Further research reveals that fraud was not Montague’s only misdemeanour. In 1848, aged 18, he shot and fatally wounded his father’s servant in a tragic accident. “It’s a desperate story,” says Esther. “He broke the mould, the respectability – the almost claustrophobic respectability that I thought my family was bound by.”

Esther Rantzen Who Do You Think You Are?
Montague Leverson, aged 90

Esther now turns to another family mystery – the origins of her unusual surname. Her grandfather Hyam Henry Rantzen was a wealthy stockbroker with a suitably salubrious address, but his start in life was much more humble. The son of Jewish immigrants, he was born in Spitalfields in 1873, then one of the poorest parts of London. How to explain the Rantzen’s rapid social rise?

A forgotten will reveals that a generous inheritance lifted the family out of poverty. Diamond magnate Barney Barnato, who rose from the slums to become one of 19th century’s richest men, was Esther’s 2x great uncle, and remembered the Rantzens in his will. When he died in 1897, his estate was worth the equivalent of £80 million.
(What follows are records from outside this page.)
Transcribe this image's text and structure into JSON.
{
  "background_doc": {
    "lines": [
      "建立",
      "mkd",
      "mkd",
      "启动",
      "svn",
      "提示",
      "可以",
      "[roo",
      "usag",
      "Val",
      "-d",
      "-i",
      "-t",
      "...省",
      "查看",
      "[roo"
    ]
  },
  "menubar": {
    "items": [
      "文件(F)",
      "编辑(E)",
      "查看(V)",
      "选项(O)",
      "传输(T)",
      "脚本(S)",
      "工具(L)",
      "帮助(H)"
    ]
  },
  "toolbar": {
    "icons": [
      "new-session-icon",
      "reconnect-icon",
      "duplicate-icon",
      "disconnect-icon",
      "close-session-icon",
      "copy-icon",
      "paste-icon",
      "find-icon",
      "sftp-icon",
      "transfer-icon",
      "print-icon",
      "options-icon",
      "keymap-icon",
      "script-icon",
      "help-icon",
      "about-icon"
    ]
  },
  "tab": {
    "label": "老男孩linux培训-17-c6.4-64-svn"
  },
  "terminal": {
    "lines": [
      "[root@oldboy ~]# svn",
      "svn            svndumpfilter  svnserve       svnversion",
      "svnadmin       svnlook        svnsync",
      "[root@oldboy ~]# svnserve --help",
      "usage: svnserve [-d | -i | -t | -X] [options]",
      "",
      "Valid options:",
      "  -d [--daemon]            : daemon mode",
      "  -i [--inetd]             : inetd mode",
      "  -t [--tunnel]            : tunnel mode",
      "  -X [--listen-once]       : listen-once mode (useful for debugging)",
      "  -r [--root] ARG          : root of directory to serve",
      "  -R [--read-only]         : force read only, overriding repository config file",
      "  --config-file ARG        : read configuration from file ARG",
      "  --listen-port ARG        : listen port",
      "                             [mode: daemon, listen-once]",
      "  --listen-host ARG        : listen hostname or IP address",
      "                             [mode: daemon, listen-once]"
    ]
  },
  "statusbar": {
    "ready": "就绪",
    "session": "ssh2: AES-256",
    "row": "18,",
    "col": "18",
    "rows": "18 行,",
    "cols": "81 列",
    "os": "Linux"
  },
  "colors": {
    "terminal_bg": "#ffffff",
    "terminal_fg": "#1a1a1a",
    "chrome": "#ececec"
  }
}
Rewind four decades to the 1850s and the Rantzens were in a very different position, having just arrived in the UK from Warsaw. Wanting to know why they left their country decades before other Jews were driven out by persecution, Esther heads to Poland. There she discovers a string of family tragedies, and traces the origins of the Rantzen name all the way back to 1769.

Esther also learns about the fate of those who stayed. She visits the area where her ancestors once lived, a neighbourhood devastated by the Nazis during the Jewish uprising of 1943. “I’ve had a completely different life… because my great great grandfather took courage in both hands and made that great leap to the slums of London,” says Esther, in tears. “And meanwhile the others – just as deserving, hoping for just as much for their children and grandchildren – are all gone.”